"بقدر الإمكان" - Translation from Arabic to Turkish

    • Mümkün olduğu kadar
        
    • mümkün olduğunca
        
    • Mümkünse
        
    • elimden geldiğince
        
    • elinden geldiğince
        
    • olabildiğince uzağa
        
    • mümkün olan en
        
    İlk olarak o kadın başlattı. Ben Mümkün olduğu kadar kendimi savundum. Open Subtitles تلك المرأة بدأت ذلك أوّلا أنا فقط دافعت عن نفسي بقدر الإمكان
    Nefret ve şiddeti önlemek istiyorsanız Mümkün olduğu kadar çok sayıda insanla Mümkün olduğu kadar uzun süre konuşmamız lazım, ayrıca şeffaf bir tutum sergileyerek. TED إذا أردنا منع الكراهية والعنف، علينا التحدث مع أكبر قدر ممكن من الناس لأطول مدة ممكنة منفتحين على الناس بقدر الإمكان.

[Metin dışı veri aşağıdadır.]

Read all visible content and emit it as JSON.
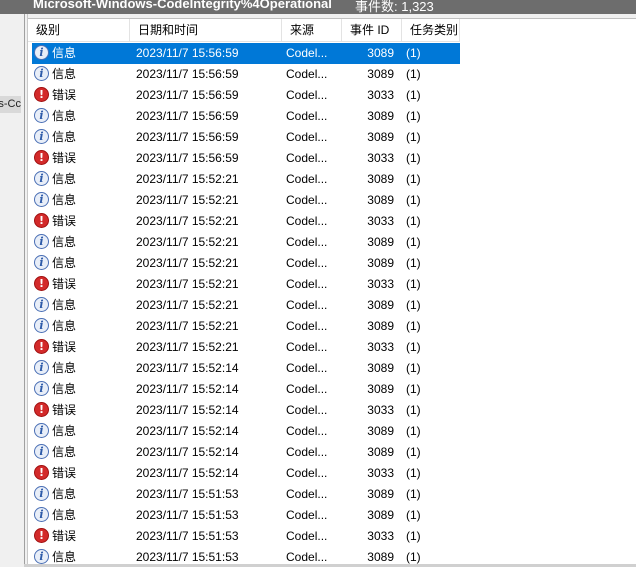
{
  "titlebar": {
    "log_name": "Microsoft-Windows-CodeIntegrity%4Operational",
    "event_count": "事件数: 1,323"
  },
  "left_fragment": "s-Cc",
  "columns": {
    "level": "级别",
    "datetime": "日期和时间",
    "source": "来源",
    "event_id": "事件 ID",
    "task_category": "任务类别"
  },
  "icons": {
    "info": "info-icon",
    "error": "error-icon"
  },
  "colors": {
    "selection": "#0078d7",
    "error_icon": "#d32a2a",
    "info_icon_border": "#4a6fb5"
  },
  "rows": [
    {
      "type": "info",
      "level": "信息",
      "datetime": "2023/11/7 15:56:59",
      "source": "Codel...",
      "event_id": "3089",
      "task": "(1)",
      "selected": true
    },
    {
      "type": "info",
      "level": "信息",
      "datetime": "2023/11/7 15:56:59",
      "source": "Codel...",
      "event_id": "3089",
      "task": "(1)"
    },
    {
      "type": "error",
      "level": "错误",
      "datetime": "2023/11/7 15:56:59",
      "source": "Codel...",
      "event_id": "3033",
      "task": "(1)"
    },
    {
      "type": "info",
      "level": "信息",
      "datetime": "2023/11/7 15:56:59",
      "source": "Codel...",
      "event_id": "3089",
      "task": "(1)"
    },
    {
      "type": "info",
      "level": "信息",
      "datetime": "2023/11/7 15:56:59",
      "source": "Codel...",
      "event_id": "3089",
      "task": "(1)"
    },
    {
      "type": "error",
      "level": "错误",
      "datetime": "2023/11/7 15:56:59",
      "source": "Codel...",
      "event_id": "3033",
      "task": "(1)"
    },
    {
      "type": "info",
      "level": "信息",
      "datetime": "2023/11/7 15:52:21",
      "source": "Codel...",
      "event_id": "3089",
      "task": "(1)"
    },
    {
      "type": "info",
      "level": "信息",
      "datetime": "2023/11/7 15:52:21",
      "source": "Codel...",
      "event_id": "3089",
      "task": "(1)"
    },
    {
      "type": "error",
      "level": "错误",
      "datetime": "2023/11/7 15:52:21",
      "source": "Codel...",
      "event_id": "3033",
      "task": "(1)"
    },
    {
      "type": "info",
      "level": "信息",
      "datetime": "2023/11/7 15:52:21",
      "source": "Codel...",
      "event_id": "3089",
      "task": "(1)"
    },
    {
      "type": "info",
      "level": "信息",
      "datetime": "2023/11/7 15:52:21",
      "source": "Codel...",
      "event_id": "3089",
      "task": "(1)"
    },
    {
      "type": "error",
      "level": "错误",
      "datetime": "2023/11/7 15:52:21",
      "source": "Codel...",
      "event_id": "3033",
      "task": "(1)"
    },
    {
      "type": "info",
      "level": "信息",
      "datetime": "2023/11/7 15:52:21",
      "source": "Codel...",
      "event_id": "3089",
      "task": "(1)"
    },
    {
      "type": "info",
      "level": "信息",
      "datetime": "2023/11/7 15:52:21",
      "source": "Codel...",
      "event_id": "3089",
      "task": "(1)"
    },
    {
      "type": "error",
      "level": "错误",
      "datetime": "2023/11/7 15:52:21",
      "source": "Codel...",
      "event_id": "3033",
      "task": "(1)"
    },
    {
      "type": "info",
      "level": "信息",
      "datetime": "2023/11/7 15:52:14",
      "source": "Codel...",
      "event_id": "3089",
      "task": "(1)"
    },
    {
      "type": "info",
      "level": "信息",
      "datetime": "2023/11/7 15:52:14",
      "source": "Codel...",
      "event_id": "3089",
      "task": "(1)"
    },
    {
      "type": "error",
      "level": "错误",
      "datetime": "2023/11/7 15:52:14",
      "source": "Codel...",
      "event_id": "3033",
      "task": "(1)"
    },
    {
      "type": "info",
      "level": "信息",
      "datetime": "2023/11/7 15:52:14",
      "source": "Codel...",
      "event_id": "3089",
      "task": "(1)"
    },
    {
      "type": "info",
      "level": "信息",
      "datetime": "2023/11/7 15:52:14",
      "source": "Codel...",
      "event_id": "3089",
      "task": "(1)"
    },
    {
      "type": "error",
      "level": "错误",
      "datetime": "2023/11/7 15:52:14",
      "source": "Codel...",
      "event_id": "3033",
      "task": "(1)"
    },
    {
      "type": "info",
      "level": "信息",
      "datetime": "2023/11/7 15:51:53",
      "source": "Codel...",
      "event_id": "3089",
      "task": "(1)"
    },
    {
      "type": "info",
      "level": "信息",
      "datetime": "2023/11/7 15:51:53",
      "source": "Codel...",
      "event_id": "3089",
      "task": "(1)"
    },
    {
      "type": "error",
      "level": "错误",
      "datetime": "2023/11/7 15:51:53",
      "source": "Codel...",
      "event_id": "3033",
      "task": "(1)"
    },
    {
      "type": "info",
      "level": "信息",
      "datetime": "2023/11/7 15:51:53",
      "source": "Codel...",
      "event_id": "3089",
      "task": "(1)"
    }
  ]
}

    Sanırım her şeyin mümkün olduğunca normalmiş gibi olmasını istiyordu. Open Subtitles لكنني أعتقد أنه أرادني أن أشعر أنني طبيعية بقدر الإمكان
    Eğer gizlenme teknolojisi kullanıyorlarsa, mümkün olduğunca tek parça halinde getirmelisiniz. Open Subtitles إن كانوا يستعملون تكنولوجيا التخفي فعليكم إعادتها وهي سليمة بقدر الإمكان
    Mısır polisini buna karıştırmamak isterim, eğer Mümkünse. Open Subtitles أريد تجنب تدخل الشرطة المصرية بقدر الإمكان
    Denize elimden geldiğince boş boş bakmak istiyordum. Open Subtitles أردت أن تكون تحديقتي للبحر فارغة بقدر الإمكان,
    Kaç.. elinden geldiğince buradan uzaklara git. Open Subtitles اركضي بأسرع ما يمكنكِ وابتعدي عن هنا بقدر الإمكان.

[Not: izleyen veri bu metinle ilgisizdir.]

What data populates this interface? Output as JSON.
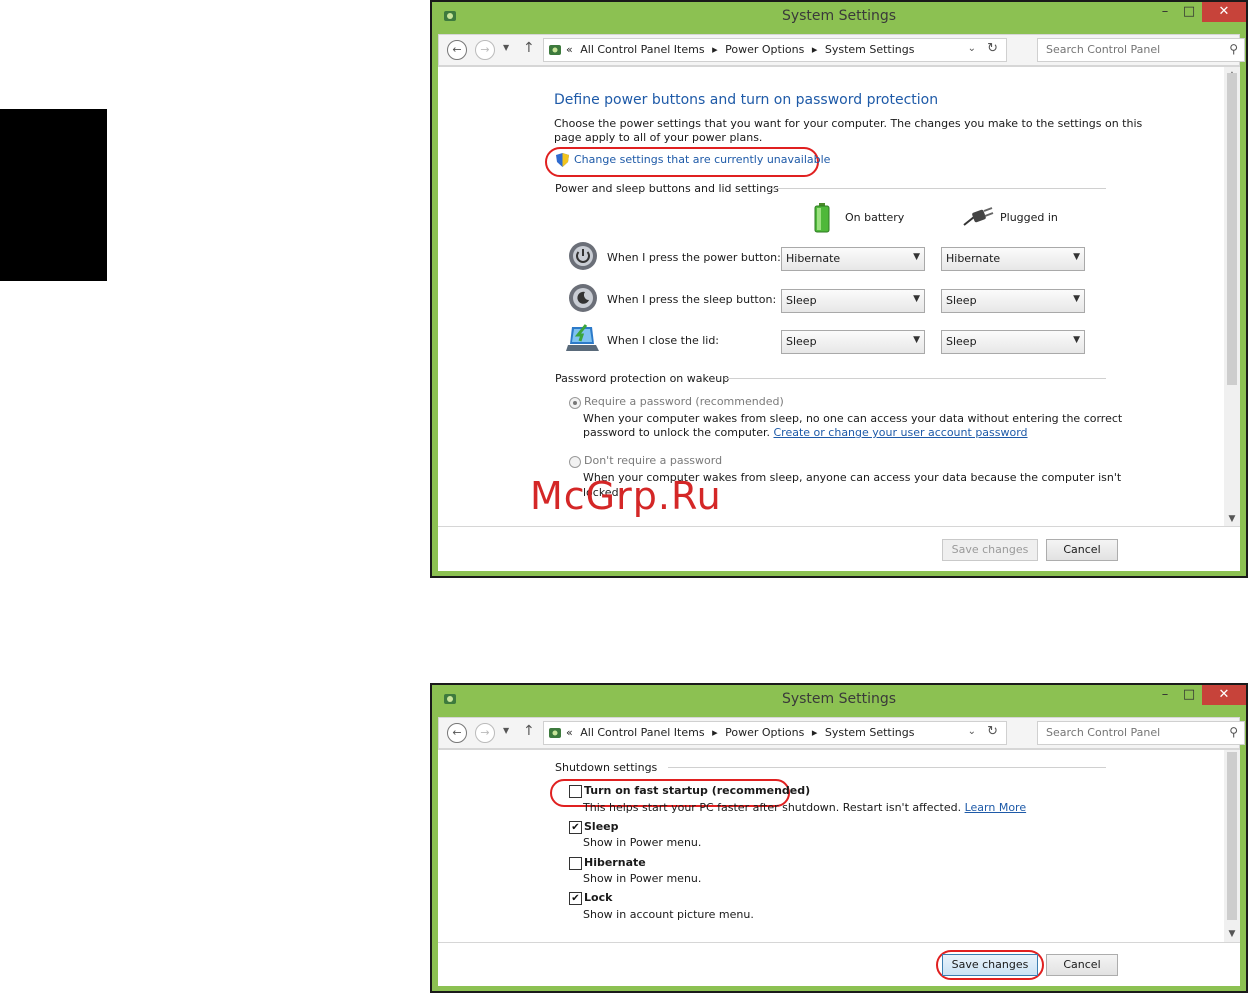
{
  "window_top": {
    "title": "System Settings",
    "controls": {
      "minimize": "–",
      "maximize": "□",
      "close": "✕"
    },
    "address": {
      "prefix": "«",
      "crumbs": [
        "All Control Panel Items",
        "▸",
        "Power Options",
        "▸",
        "System Settings"
      ]
    },
    "search_placeholder": "Search Control Panel",
    "heading": "Define power buttons and turn on password protection",
    "intro_line1": "Choose the power settings that you want for your computer. The changes you make to the settings on this",
    "intro_line2": "page apply to all of your power plans.",
    "change_link": "Change settings that are currently unavailable",
    "section_buttons": "Power and sleep buttons and lid settings",
    "col_battery": "On battery",
    "col_plugged": "Plugged in",
    "rows": [
      {
        "label": "When I press the power button:",
        "battery": "Hibernate",
        "plugged": "Hibernate"
      },
      {
        "label": "When I press the sleep button:",
        "battery": "Sleep",
        "plugged": "Sleep"
      },
      {
        "label": "When I close the lid:",
        "battery": "Sleep",
        "plugged": "Sleep"
      }
    ],
    "section_password": "Password protection on wakeup",
    "require_label": "Require a password (recommended)",
    "require_desc1": "When your computer wakes from sleep, no one can access your data without entering the correct",
    "require_desc2": "password to unlock the computer.",
    "require_link": "Create or change your user account password",
    "norequire_label": "Don't require a password",
    "norequire_desc1": "When your computer wakes from sleep, anyone can access your data because the computer isn't",
    "norequire_desc2": "locked.",
    "save": "Save changes",
    "cancel": "Cancel"
  },
  "window_bottom": {
    "title": "System Settings",
    "controls": {
      "minimize": "–",
      "maximize": "□",
      "close": "✕"
    },
    "address": {
      "prefix": "«",
      "crumbs": [
        "All Control Panel Items",
        "▸",
        "Power Options",
        "▸",
        "System Settings"
      ]
    },
    "search_placeholder": "Search Control Panel",
    "section_shutdown": "Shutdown settings",
    "fast_startup_label": "Turn on fast startup (recommended)",
    "fast_startup_desc": "This helps start your PC faster after shutdown. Restart isn't affected.",
    "learn_more": "Learn More",
    "sleep_label": "Sleep",
    "sleep_desc": "Show in Power menu.",
    "hibernate_label": "Hibernate",
    "hibernate_desc": "Show in Power menu.",
    "lock_label": "Lock",
    "lock_desc": "Show in account picture menu.",
    "checked": {
      "fast_startup": false,
      "sleep": true,
      "hibernate": false,
      "lock": true
    },
    "save": "Save changes",
    "cancel": "Cancel"
  },
  "watermark": "McGrp.Ru",
  "colors": {
    "frame": "#8cc152",
    "link": "#1e5aa8",
    "highlight": "#e02020",
    "close": "#c7433a"
  }
}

    O 3.000 doları buradan olabildiğince uzağa kaçmak için kullanacaktım. Open Subtitles كنت سأستخدم الثلاث ألاف لأبتعد بها عن هنا بقدر الإمكان
    Ve işbirliğiniz sayesinde... hepimiz savaşın getirdiği rahatsızlıkların... Mümkün olduğu kadar dışında kalabiliriz. Open Subtitles وبالتعاون الذكي سنبقى بعيداً عن الحرب بارتياح بقدر الإمكان
    Ve işbirliğiniz sayesinde... hepimiz savaşın getirdiği rahatsızlıkların... Mümkün olduğu kadar dışında kalabiliriz. Open Subtitles وبالتعاون الذكي سنبقى بعيداً عن الحرب بارتياح بقدر الإمكان
    Mümkün olduğu kadar çabuk bitirmeye çalışacağım. Open Subtitles سأحاول إحداث جروح قليلة بها بقدر الإمكان
    Küçük düşmek... ..Mümkün olduğu kadar engellemeye çalıştığımız bir şeydir. Open Subtitles .. الإذلال .. إنه شئ نحاول جميعاً أن نتجنبه بقدر الإمكان
    Ama olduğunca uzağa mümkün olduğunca canavar kaldıkları planlama Özür. Open Subtitles لكني أخطط أن أكون بعيدًا من هذا الوحش بقدر الإمكان
    Bu araçların tasarımı, istenilen kullanım biçimi, uyanık olduğunuz saatlerde dikkatinizi mümkün olduğunca çok bölmeye dayalıdır. Bu araçlar bu şekilde tasarlanmıştır. TED الهدف الحقيقي لتصميم تلك الأدوات هو أن تشتت إنتباهك بقدر الإمكان خلال ساعات اليقظة، هكذا صُممت هذه الأدوات للاستخدام.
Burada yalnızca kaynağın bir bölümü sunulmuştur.